Dolphins and Hurricanes have football in Miami riding a tandem high not felt in nearly 25 years | Opinion

Ewa Beach is a lovely town that arose from sugar cane fields on the leeward coast of Hawaii. Three generations of the Tagovailoa family lived there and the son they all called Tua — because given name Tuanigamanuolepola was a mouthful — was then a toddler aged 2.

It was December 30, 2000, and, on the mainland, Tua’s future employer, the Miami Dolphins, were winning a playoff football game for the last time..

Fast forward not quite 23 years and that same grown-up child, the one his father, Galu, taught to throw left-handed, has the Dolphins better than they have been in almost a quarter century and finally ready to end that playoff-win drought.

I know, I know. It has been one game.

Don’t care.

This is in its bones a football town, and South Florida football fans have been starving a long time, and so, yeah:

When Tagovailoa throws for 466 yards in an exhilarating season-opening road win, one day after the Miami Hurricanes beat ranked Texas A&M to climb to No. 22 in the polls — feel free to overreact, to get carried away. It is encouraged.

Tagovailoa and Canes QB Tyler Van Dyke combined passed for 840 yards and eight TDs and their teams totaled 84 points. Bottle that. Enjoy it.

Since 2001 the Fins have made the playoffs the same season the Canes won a bowl game only twice, and not since 2016. The two teams have not each won 10 games in a season since 2003.

UM, after three soft games starting Thursday night here vs. Bethune-Cookman, plays at No. 20 North Carolina. More litmus test challenges are coming. For now, though, the Canes look better than I thought, palpably, noticeably improved.

The Dolphins look as good as I thought they would be when I had them No. 4 in my NFL preseason rankings (ahead of Buffalo), and smiled through being called a homer on the Le Batard Show.

Until I’m proven wrong, the Dolphins are good, really good. And so is Tagovailoa, who is one healthy season playing like he did in Week 1 from elevating to elite in perception and getting the huge payday others at his position have.

The Dolphins are so good they just won “Monday Night Football” without even playing in it.

They won watching from the couch.

They won as Aaron Rodgers’ season-ending Achilles injury turned the New York Jets season from a rocket ship to the Hindenburg.

They won as the fraud-mighty Buffalo Bills couldn’t beat Zach Wilson because Josh Allen continues to produce more turnovers than a bakery and takes the front of the line of most overrated quarterbacks in the NFL.

The Dolphins (and their long-suffering fans) won as the AFC East instantly looked like theirs to win for the first time in just this side of forever.

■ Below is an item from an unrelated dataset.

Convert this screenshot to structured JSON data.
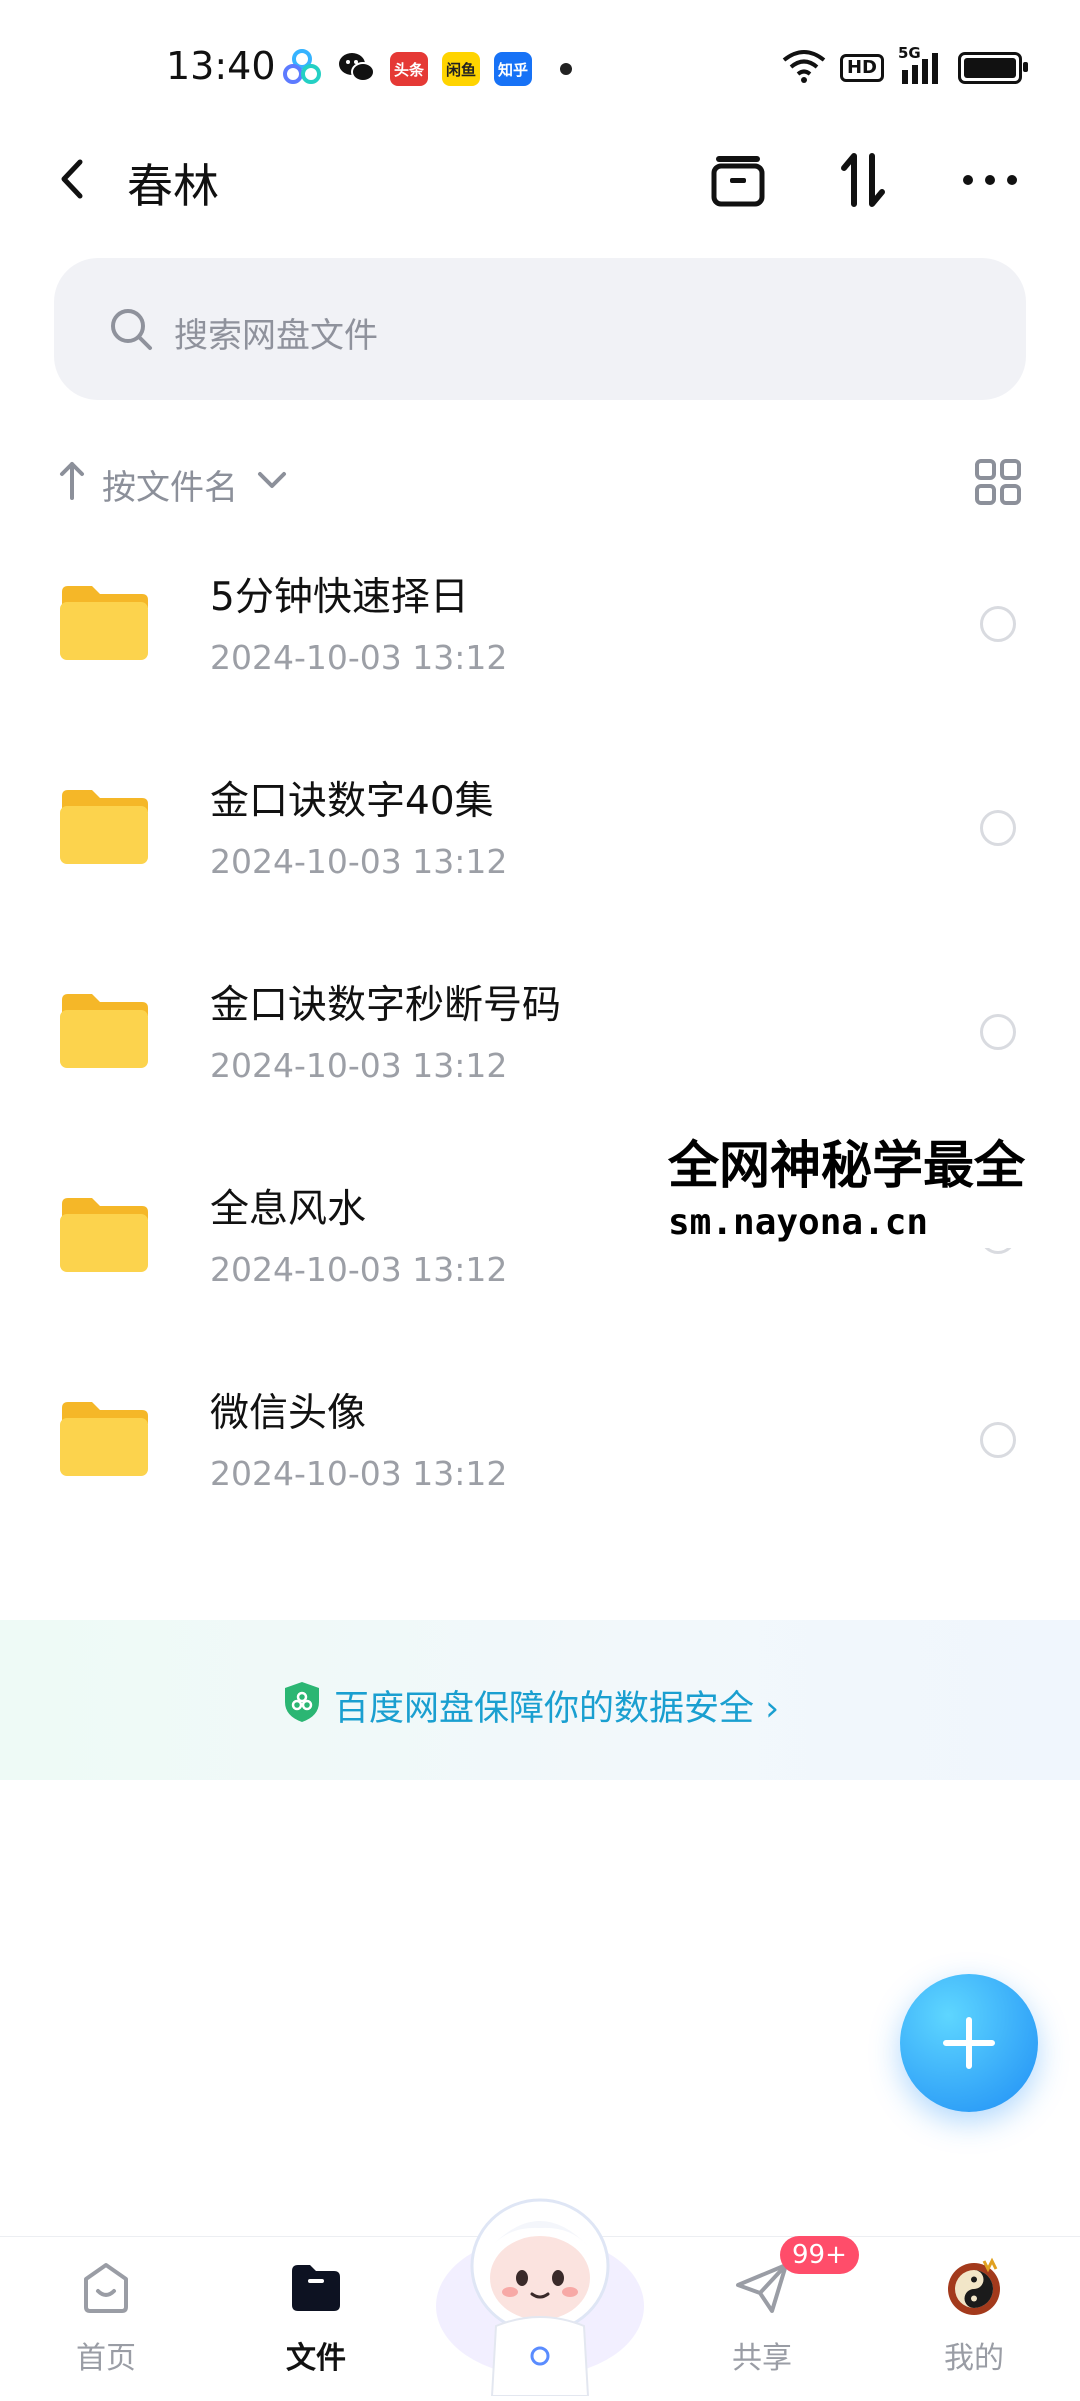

A fast test of that optimism comes Sunday night at New England, where the Dolphins are small favorites to continue Bill Belichick’s post-Brady fall from G.O.A.T-genius to Guy Who No Longer Has The Greatest QB Ever.

For now and until further notice, the Dolphins bandwagon is picking up speed and there are no brakes to tap.

Tagovailoa just threw for 466 yards and beat forever-draft-rival Justin Herbert.

No Travis Kelce made Patrick Mahomes look mortal.

Joe Burrow, newly enriched by that megacontract, looked worse in an opening loss than he ever has.

Allen continues in the reckless lane.

Am I getting ahead of myself here? Oh hell yes. Am I a homer? Well, I live here, and I love it when my community is happy about its teams, genuinely pumped. And the chances to feel that with football have been so few this century. For UM fans, too.. The Canes won their last national championship on January 3, 2002. That was one year and four days after the Fins won their last playoff game.

It has been about that long since both of Miami’s big football teams, on consecutive days, had their fans on such an early season high.

Recent history would wag a cautious finger and tell us what Dolphins and Hurricanes fans are feeling right now won’t last.

Maybe. And if disappointment is coming, we have the collective scar tissue to handle it. But until that thud might happen let’s do get ahead of ourselves, because why not?

Optimism is free, and you can go back for seconds. There are no limits on your right to feel as good as you can, when you can.